Love-thirty, love-forty, oh! weakness of joy,
The speed of a swallow, the grace of a boy,
With carefullest carelessness, gaily you won.
I am weak from your loveliness, Joan Hunter Dunn.
Miss Joan Hunter Dunn, Miss Joan Hunter Dunn,
How mad I am, sad I am, glad that you won.
The warm-handled racket is back in its press,
But my shock-headed victor, she loves me no less.
Her father’s euonymus shines as we walk,
And swing past the summer-house, buried in talk,
And cool the verandah that welcomes us in
To the six-o’clock news and a lime-juice and gin.
The scent of the conifers, sound of the bath,
The view from my bedroom of moss-dappled path,
As I struggle with double-end evening tie,
For we dance at the Golf Club, my victor and I.
On the floor of her bedroom lie blazer and shorts
And the cream-coloured walls are be-trophied with sports,
And westering, questioning settles the sun
On your low-leaded window, Miss Joan Hunter Dunn.
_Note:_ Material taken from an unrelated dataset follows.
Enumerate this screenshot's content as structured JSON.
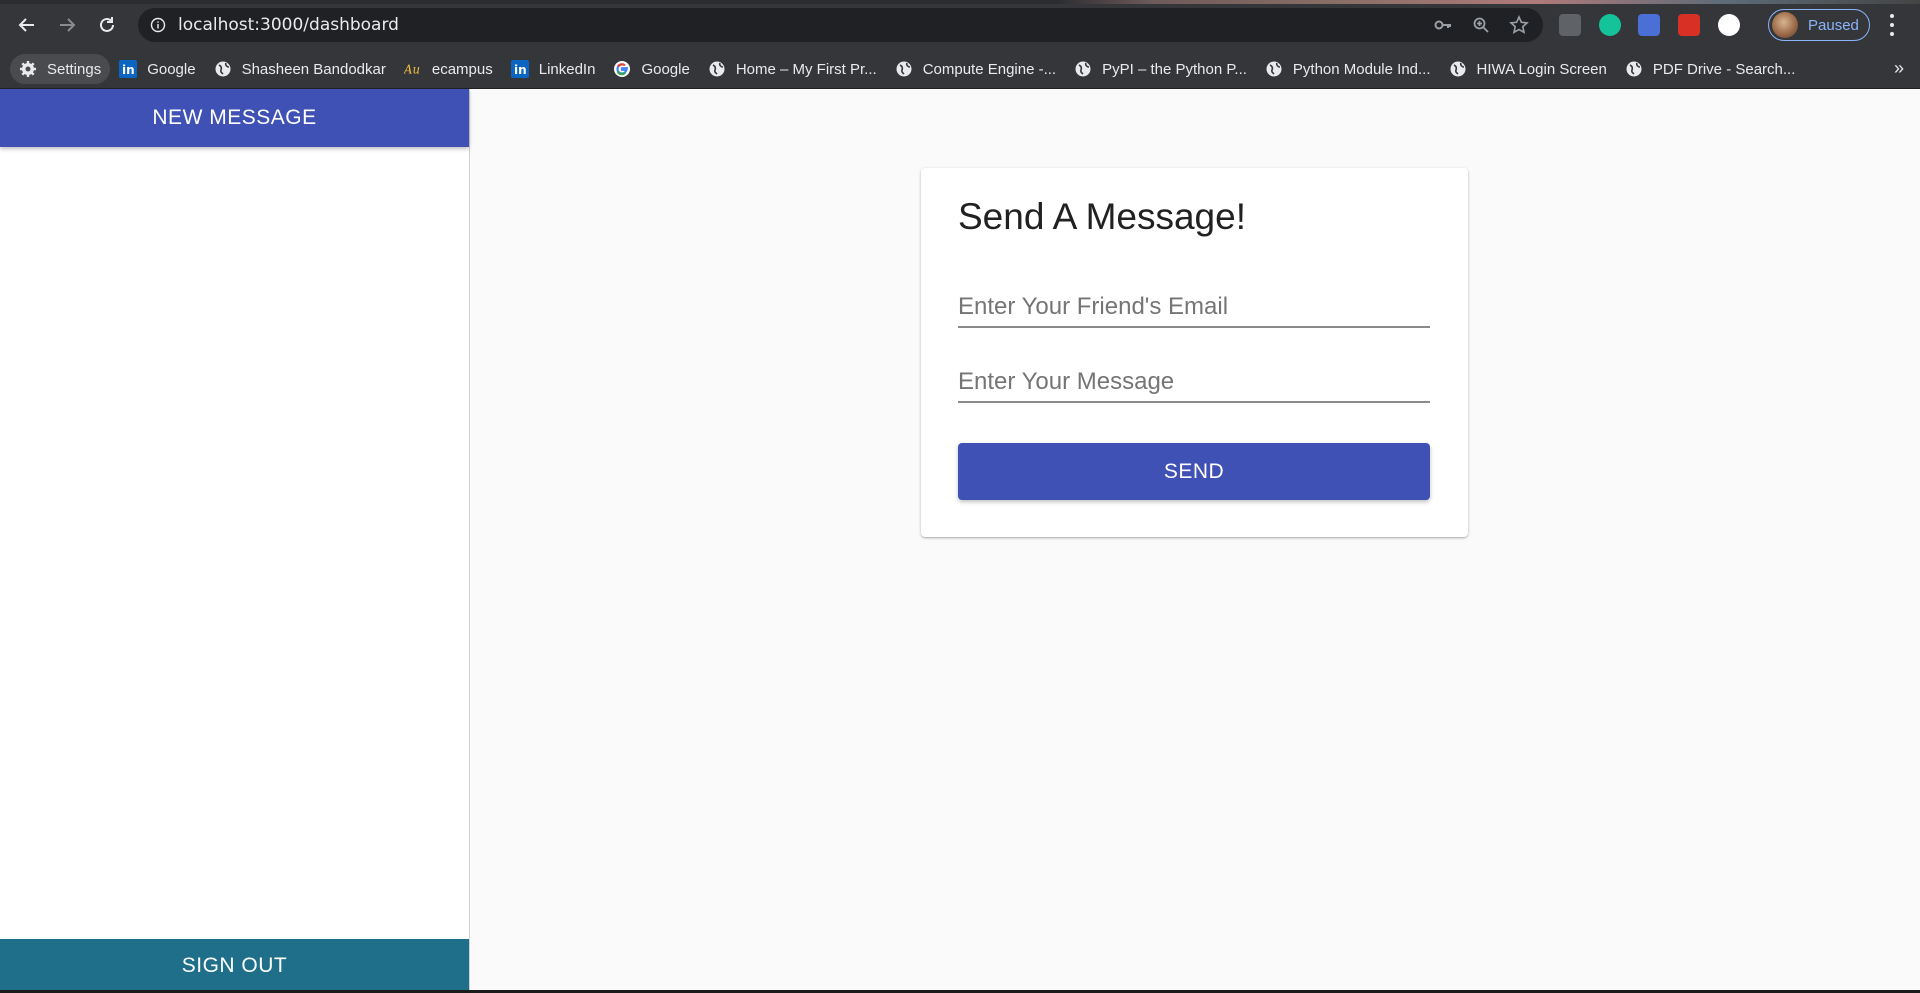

The Hillman is waiting, the light’s in the hall,
The pictures of Egypt are bright on the wall,
My sweet, I am standing beside the oak stair
And there on the landing’s the light on your hair.
By roads ‘not adopted,’ by woodlanded ways,
She drove to the club in the late summer haze,
Into nine-o’clock Camberley, heavy with bells
And mushroomy, pine-woody, evergreen smells.
Miss Joan Hunter Dunn, Miss Joan Hunter Dunn,
I can hear from the car-park the dance has begun.
Oh! full Surrey twilight! importunate band!
Oh! strongly adorable tennis-girl’s hand!
Around us are Rovers and Austins afar,
Above us, the intimate roof of the car,
And here on my right is the girl of my choice,
With the tilt of her nose and the chime of her voice,
And the scent of her wrap, and the words never said,
And the ominous, ominous dancing ahead.
We sat in the car park till twenty to one
And now I’m engaged to Miss Joan Hunter Dunn.